A. That has a lot to do with the sensibilities of the musicians who are playing. That's the composition. You pick the musicians you want to play with that know exactly what you're talking about, where to let the song go and create something in the moment, then where and how to bring it back to make it some kind of recognizable music, so people can hold on to it and you can play it again.
The words to these songs were penned by Robert Hunter, and I think these are some of the best works he's done for many years. There has to be a setting for those words, and that's where the songs come in. All the transitions in between, dancing with the music in real time, is when the magic happens, and of course, that's what you always court on a nightly basis. You have to set the stage for the magic, and if you do that with a combination of songs, we'll say that's order. Then you go to chaos, and back and forth. That's what the ebb and flow of music is about for me.
Q. Your nonperforming passions are centered around music as well. Can you tell me about your initiative to promote drumming for healing?
A. We know that music, rhythm, sound, controlled vibrations affect brain wave function. What we don't know is exactly how it affects it, how we can repeat that on a daily basis and make these feelings that we sometimes get from music available so that it becomes medicine. That's what science is now delving into, how the brain works before, during and after an auditory experience.
That's the most exciting frontier in music now. Playing's a lot of fun, but the neurological applications of music and rhythm for Alzheimer's, dementia, all the motor impairment diseases will be affected once the code has been broken. Read Oliver Sacks' book "Musicophilia," it talks about this very thing.
Q. You're also part of a larger effort to preserve recordings that are in danger of disappearing.

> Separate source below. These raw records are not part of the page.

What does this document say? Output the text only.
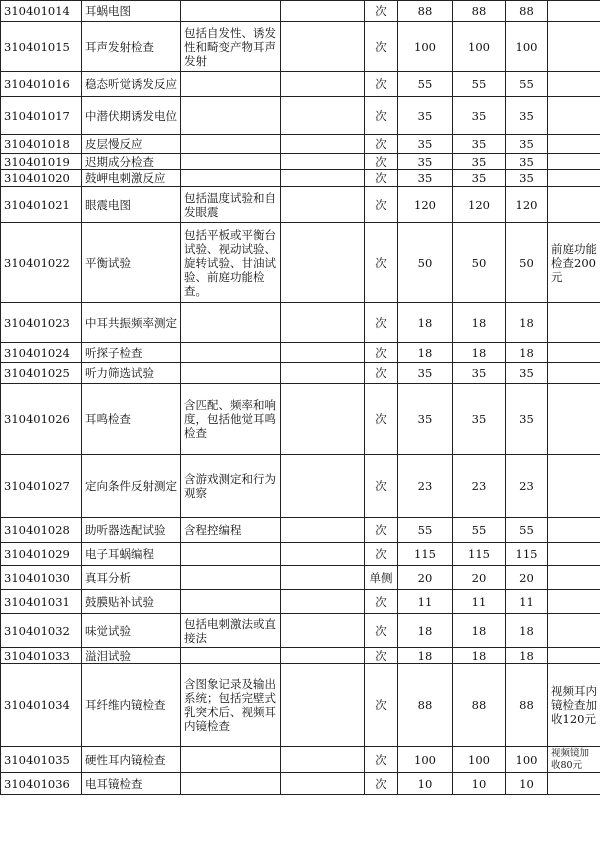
310401014	耳蜗电图			次	88	88	88	
310401015	耳声发射检查	包括自发性、诱发性和畸变产物耳声发射		次	100	100	100	
310401016	稳态听觉诱发反应			次	55	55	55	
310401017	中潜伏期诱发电位			次	35	35	35	
310401018	皮层慢反应			次	35	35	35	
310401019	迟期成分检查			次	35	35	35	
310401020	鼓岬电刺激反应			次	35	35	35	
310401021	眼震电图	包括温度试验和自发眼震		次	120	120	120	
310401022	平衡试验	包括平板或平衡台试验、视动试验、旋转试验、甘油试验、前庭功能检查。		次	50	50	50	前庭功能检查200元
310401023	中耳共振频率测定			次	18	18	18	
310401024	听探子检查			次	18	18	18	
310401025	听力筛选试验			次	35	35	35	
310401026	耳鸣检查	含匹配、频率和响度，包括他觉耳鸣检查		次	35	35	35	
310401027	定向条件反射测定	含游戏测定和行为观察		次	23	23	23	
310401028	助听器选配试验	含程控编程		次	55	55	55	
310401029	电子耳蜗编程			次	115	115	115	
310401030	真耳分析			单侧	20	20	20	
310401031	鼓膜贴补试验			次	11	11	11	
310401032	味觉试验	包括电刺激法或直接法		次	18	18	18	
310401033	溢泪试验			次	18	18	18	
310401034	耳纤维内镜检查	含图象记录及输出系统；包括完壁式乳突术后、视频耳内镜检查		次	88	88	88	视频耳内镜检查加收120元
310401035	硬性耳内镜检查			次	100	100	100	视频镜加收80元
310401036	电耳镜检查			次	10	10	10	
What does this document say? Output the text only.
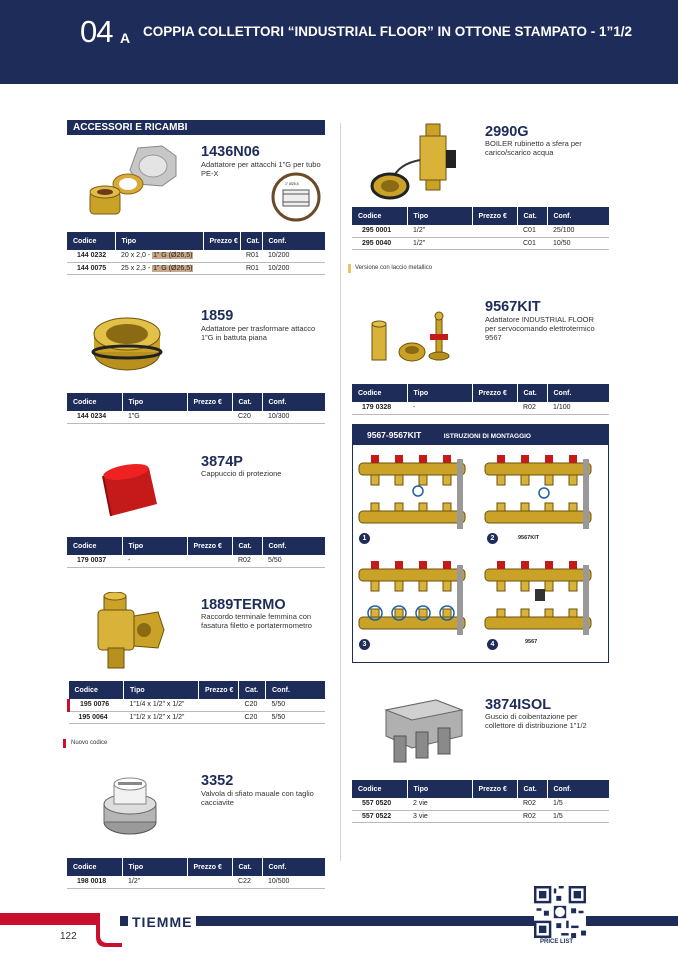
04 A COPPIA COLLETTORI “INDUSTRIAL FLOOR” IN OTTONE STAMPATO - 1”1/2
ACCESSORI E RICAMBI
1” Ø26,5
1436N06
Adattatore per attacchi 1”G per tubo PE-X
Codice	Tipo	Prezzo €	Cat.	Conf.
144 0232	20 x 2,0 - 1” G (Ø26,5)		R01	10/200
144 0075	25 x 2,3 - 1” G (Ø26,5)		R01	10/200
1859
Adattatore per trasformare attacco 1”G in battuta piana
Codice	Tipo	Prezzo €	Cat.	Conf.
144 0234	1”G		C20	10/300
3874P
Cappuccio di protezione
Codice	Tipo	Prezzo €	Cat.	Conf.
179 0037	-		R02	5/50
1889TERMO
Raccordo terminale femmina con fasatura filetto e portatermometro
Codice	Tipo	Prezzo €	Cat.	Conf.
195 0076	1”1/4 x 1/2” x 1/2”		C20	5/50
195 0064	1”1/2 x 1/2” x 1/2”		C20	5/50
Nuovo codice
3352
Valvola di sfiato mauale con taglio cacciavite
Codice	Tipo	Prezzo €	Cat.	Conf.
198 0018	1/2”		C22	10/500
2990G
BOILER rubinetto a sfera per carico/scarico acqua
Codice	Tipo	Prezzo €	Cat.	Conf.
295 0001	1/2”		C01	25/100
295 0040	1/2”		C01	10/50
Versione con laccio metallico
9567KIT
Adattatore INDUSTRIAL FLOOR per servocomando elettrotermico 9567
Codice	Tipo	Prezzo €	Cat.	Conf.
179 0328	-		R02	1/100
9567-9567KIT	ISTRUZIONI DI MONTAGGIO
1	2	9567KIT
3	4	9567
3874ISOL
Guscio di coibentazione per collettore di distribuzione 1”1/2
Codice	Tipo	Prezzo €	Cat.	Conf.
557 0520	2 vie		R02	1/5
557 0522	3 vie		R02	1/5
TIEMME
122	PRICE LIST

A. We've been recording sounds in the field since 1890. The whole history of recorded music lies in these archives, whether it be the Smithsonian or the Library of Congress or attics or basements around the world. They are decomposing because the medium on which they've been recorded is losing its life, so you have to find that music and digitize it before it completely turns to dust.

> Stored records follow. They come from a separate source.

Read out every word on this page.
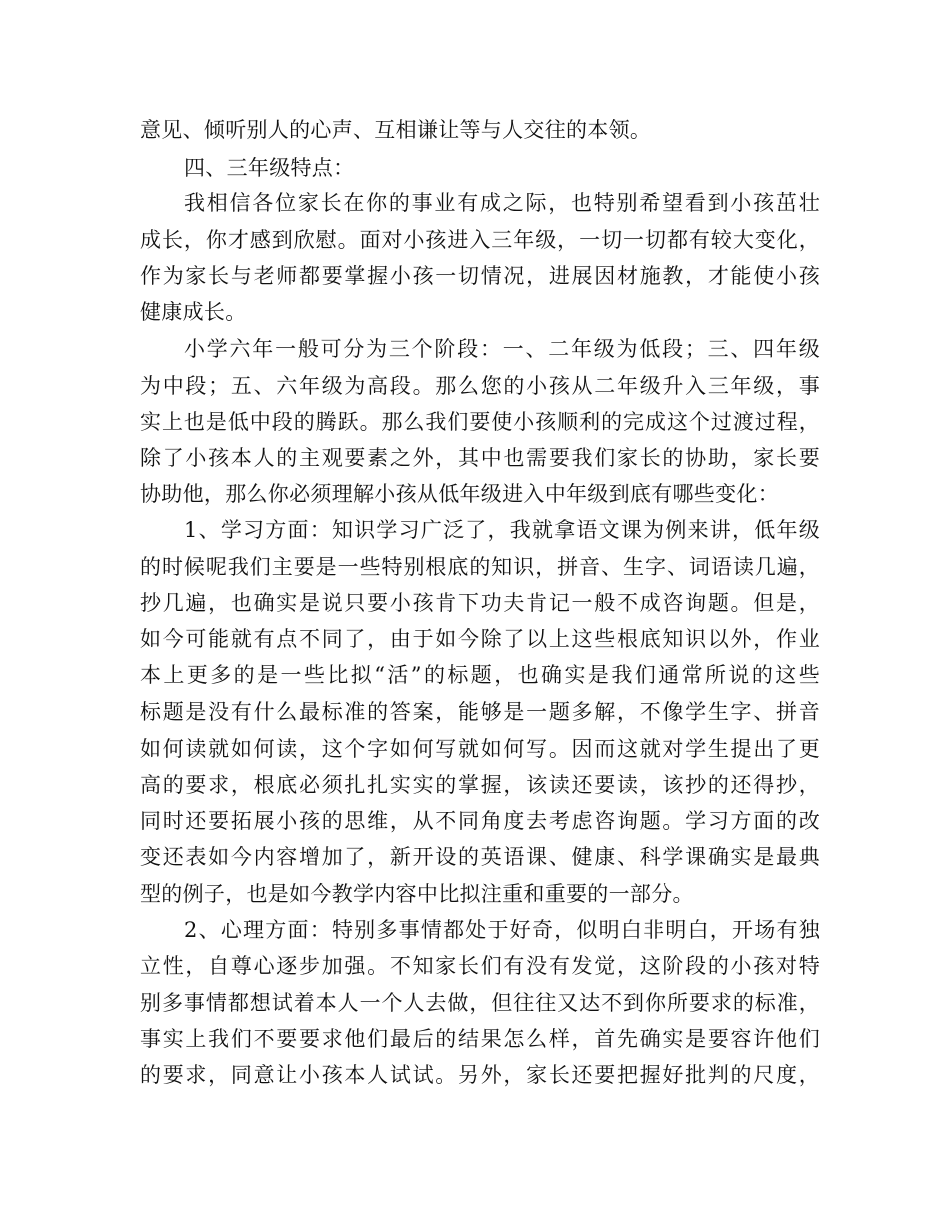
意见、倾听别人的心声、互相谦让等与人交往的本领。
四、三年级特点：
我相信各位家长在你的事业有成之际，也特别希望看到小孩茁壮
成长，你才感到欣慰。面对小孩进入三年级，一切一切都有较大变化，
作为家长与老师都要掌握小孩一切情况，进展因材施教，才能使小孩
健康成长。
小学六年一般可分为三个阶段：一、二年级为低段；三、四年级
为中段；五、六年级为高段。那么您的小孩从二年级升入三年级，事
实上也是低中段的腾跃。那么我们要使小孩顺利的完成这个过渡过程，
除了小孩本人的主观要素之外，其中也需要我们家长的协助，家长要
协助他，那么你必须理解小孩从低年级进入中年级到底有哪些变化：
1、学习方面：知识学习广泛了，我就拿语文课为例来讲，低年级
的时候呢我们主要是一些特别根底的知识，拼音、生字、词语读几遍，
抄几遍，也确实是说只要小孩肯下功夫肯记一般不成咨询题。但是，
如今可能就有点不同了，由于如今除了以上这些根底知识以外，作业
本上更多的是一些比拟“活”的标题，也确实是我们通常所说的这些
标题是没有什么最标准的答案，能够是一题多解，不像学生字、拼音
如何读就如何读，这个字如何写就如何写。因而这就对学生提出了更
高的要求，根底必须扎扎实实的掌握，该读还要读，该抄的还得抄，
同时还要拓展小孩的思维，从不同角度去考虑咨询题。学习方面的改
变还表如今内容增加了，新开设的英语课、健康、科学课确实是最典
型的例子，也是如今教学内容中比拟注重和重要的一部分。
2、心理方面：特别多事情都处于好奇，似明白非明白，开场有独
立性，自尊心逐步加强。不知家长们有没有发觉，这阶段的小孩对特
别多事情都想试着本人一个人去做，但往往又达不到你所要求的标准，
事实上我们不要要求他们最后的结果怎么样，首先确实是要容许他们
的要求，同意让小孩本人试试。另外，家长还要把握好批判的尺度，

The music I found from pre-World War II Bali and Indonesia (released in 1994 by Rykodisc as "Music for the Gods: The Fahnestock South Sea Expedition, Indonesia") was ripped away from them by the war. When it was given back by the Endangered Music Project, they started practicing this music that was only spoken about by their grandfathers. It became a rare and important cultural artifact that was given back to them finally after all these years.
Q. That seems to go back to the healing thing, helping people come back together after the trauma of war.
A. Folk music, not art music, is all about that. Some of it's secular, some of it's just passing time of day or talking about their life. But much of it is sacred music. It's their prayers. These are like talking books, so they contain thousands of years of evolution. It's not just a song, it's what the song means. It's a badge of identity for a culture.